Truthfully, Gary, I don’t typically recommend a lot of lower back specific movements for the reason you noted plus a few others. First, lower back disorders can result from overuse, disuse, or misuse. In my experience, overuse is the most common simply because people don’t know how to activate their glutes, so they wind up hyperextending the lumbar spine to compensate for the hip extension and posterior pelvic tilt that the glutes aren’t providing. Disuse isn’t an issue in the active population, and misuse is more an issue of form breakdown. With that said, you need to ask yourself if you really feel that your lower back is the limiting factor in your performance? Give my “Deadlift Diagnosis” article a read to see if you’re missing in the spots that correspond to lower back weakness.

Additionally, the lower back work has a much more beneficial effect for lifters with long torsos and short limbs, in my experience; these are the individuals with great squats and benches, but deadlifts that warrant improvement.

Ec, I tryed to message you but for some reason the thing won’t work. I’d really like to get in touch with you

I see what you are getting at but isn’t the problem of misuse/overuse/disuse true for any bodypart.

I do realize that following a templace like the WS one, I’m working my lower back well with the ME exercises. However, as I cycle the exercises, sometimes the lower-back is worked extra and sometimes less.

So, from the point of view of injury prevention, what do you recommend? I’d definitely avoid overuse but then how do you define overuse?

Lastly, does my thinking of incorporating low-rep (high weight) and high-rep (bodyweight) have any merit?

Thanks again.

Gary

[quote]Eric Cressey wrote:

Truthfully, Gary, I don’t typically recommend a lot of lower back specific movements for the reason you noted plus a few others. First, lower back disorders can result from overuse, disuse, or misuse. In my experience, overuse is the most common simply because people don’t know how to activate their glutes, so they wind up hyperextending the lumbar spine to compensate for the hip extension and posterior pelvic tilt that the glutes aren’t providing. Disuse isn’t an issue in the active population, and misuse is more an issue of form breakdown. With that said, you need to ask yourself if you really feel that your lower back is the limiting factor in your performance? Give my “Deadlift Diagnosis” article a read to see if you’re missing in the spots that correspond to lower back weakness.

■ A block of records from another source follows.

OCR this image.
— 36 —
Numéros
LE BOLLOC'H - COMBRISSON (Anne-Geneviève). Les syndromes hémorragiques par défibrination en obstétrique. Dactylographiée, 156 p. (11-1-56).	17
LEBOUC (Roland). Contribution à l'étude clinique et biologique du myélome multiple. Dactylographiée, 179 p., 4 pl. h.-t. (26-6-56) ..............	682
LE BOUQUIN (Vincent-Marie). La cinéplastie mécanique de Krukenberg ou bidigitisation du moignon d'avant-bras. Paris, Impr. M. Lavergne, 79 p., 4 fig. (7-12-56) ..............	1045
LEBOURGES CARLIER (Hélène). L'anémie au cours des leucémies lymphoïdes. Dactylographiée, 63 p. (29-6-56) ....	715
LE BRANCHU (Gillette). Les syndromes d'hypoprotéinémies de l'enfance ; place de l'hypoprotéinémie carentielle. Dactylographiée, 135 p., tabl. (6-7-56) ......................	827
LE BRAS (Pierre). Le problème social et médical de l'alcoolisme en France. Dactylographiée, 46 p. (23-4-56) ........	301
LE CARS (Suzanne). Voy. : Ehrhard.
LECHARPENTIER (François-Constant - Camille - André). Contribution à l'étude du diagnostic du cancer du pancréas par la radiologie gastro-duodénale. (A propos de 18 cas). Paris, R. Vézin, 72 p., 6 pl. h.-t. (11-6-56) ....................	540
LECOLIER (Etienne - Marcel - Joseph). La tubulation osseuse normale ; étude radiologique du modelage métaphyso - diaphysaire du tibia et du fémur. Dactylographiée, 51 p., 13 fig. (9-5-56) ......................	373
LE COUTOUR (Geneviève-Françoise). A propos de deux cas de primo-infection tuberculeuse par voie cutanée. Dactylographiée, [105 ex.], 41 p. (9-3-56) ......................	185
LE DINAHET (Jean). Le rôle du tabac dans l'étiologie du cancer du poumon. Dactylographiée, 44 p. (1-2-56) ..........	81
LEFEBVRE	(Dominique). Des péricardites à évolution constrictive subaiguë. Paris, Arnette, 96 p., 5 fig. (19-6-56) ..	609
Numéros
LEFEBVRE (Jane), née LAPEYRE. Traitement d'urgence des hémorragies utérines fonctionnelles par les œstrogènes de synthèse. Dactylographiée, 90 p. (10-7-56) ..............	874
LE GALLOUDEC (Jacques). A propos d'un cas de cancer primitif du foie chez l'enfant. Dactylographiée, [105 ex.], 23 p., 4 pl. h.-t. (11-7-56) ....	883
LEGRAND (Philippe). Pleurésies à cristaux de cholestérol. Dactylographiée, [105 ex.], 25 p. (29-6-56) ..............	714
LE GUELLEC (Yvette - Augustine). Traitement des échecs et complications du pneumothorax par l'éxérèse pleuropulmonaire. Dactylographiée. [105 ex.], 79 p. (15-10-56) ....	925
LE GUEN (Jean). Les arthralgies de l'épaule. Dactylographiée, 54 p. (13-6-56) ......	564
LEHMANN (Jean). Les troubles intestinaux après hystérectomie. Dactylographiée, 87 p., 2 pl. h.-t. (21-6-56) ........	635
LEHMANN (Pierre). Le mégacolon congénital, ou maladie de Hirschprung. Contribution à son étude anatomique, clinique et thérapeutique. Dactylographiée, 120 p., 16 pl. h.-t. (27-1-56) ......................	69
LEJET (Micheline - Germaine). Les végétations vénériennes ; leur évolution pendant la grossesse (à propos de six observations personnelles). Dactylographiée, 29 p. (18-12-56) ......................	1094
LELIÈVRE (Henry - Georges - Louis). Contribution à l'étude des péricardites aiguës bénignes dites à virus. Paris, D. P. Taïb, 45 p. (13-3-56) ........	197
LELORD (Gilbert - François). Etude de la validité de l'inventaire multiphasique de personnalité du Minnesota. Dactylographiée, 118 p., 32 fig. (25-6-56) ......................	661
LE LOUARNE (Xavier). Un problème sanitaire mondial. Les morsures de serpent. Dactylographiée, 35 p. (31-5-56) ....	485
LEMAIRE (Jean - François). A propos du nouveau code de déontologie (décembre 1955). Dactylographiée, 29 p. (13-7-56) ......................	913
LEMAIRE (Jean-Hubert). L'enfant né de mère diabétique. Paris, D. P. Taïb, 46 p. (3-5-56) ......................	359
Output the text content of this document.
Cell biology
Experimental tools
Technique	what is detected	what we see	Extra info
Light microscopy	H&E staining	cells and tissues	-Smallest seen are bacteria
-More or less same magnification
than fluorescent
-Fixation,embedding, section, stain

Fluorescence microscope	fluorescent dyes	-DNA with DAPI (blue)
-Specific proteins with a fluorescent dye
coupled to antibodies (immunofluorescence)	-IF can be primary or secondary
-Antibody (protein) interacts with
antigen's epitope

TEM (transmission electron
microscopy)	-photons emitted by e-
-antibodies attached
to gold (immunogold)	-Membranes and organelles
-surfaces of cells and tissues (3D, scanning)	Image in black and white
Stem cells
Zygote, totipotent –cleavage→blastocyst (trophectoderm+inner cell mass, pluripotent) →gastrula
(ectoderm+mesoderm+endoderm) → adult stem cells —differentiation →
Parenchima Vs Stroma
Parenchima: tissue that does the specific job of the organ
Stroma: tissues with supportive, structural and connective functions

Additionally, the lower back work has a much more beneficial effect for lifters with long torsos and short limbs, in my experience; these are the individuals with great squats and benches, but deadlifts that warrant improvement.[/quote]

EC, how about blocking in football, and the pulling of an offensive linemen. I would assume the latter would be much like any type of running but I just wanted your thoughts.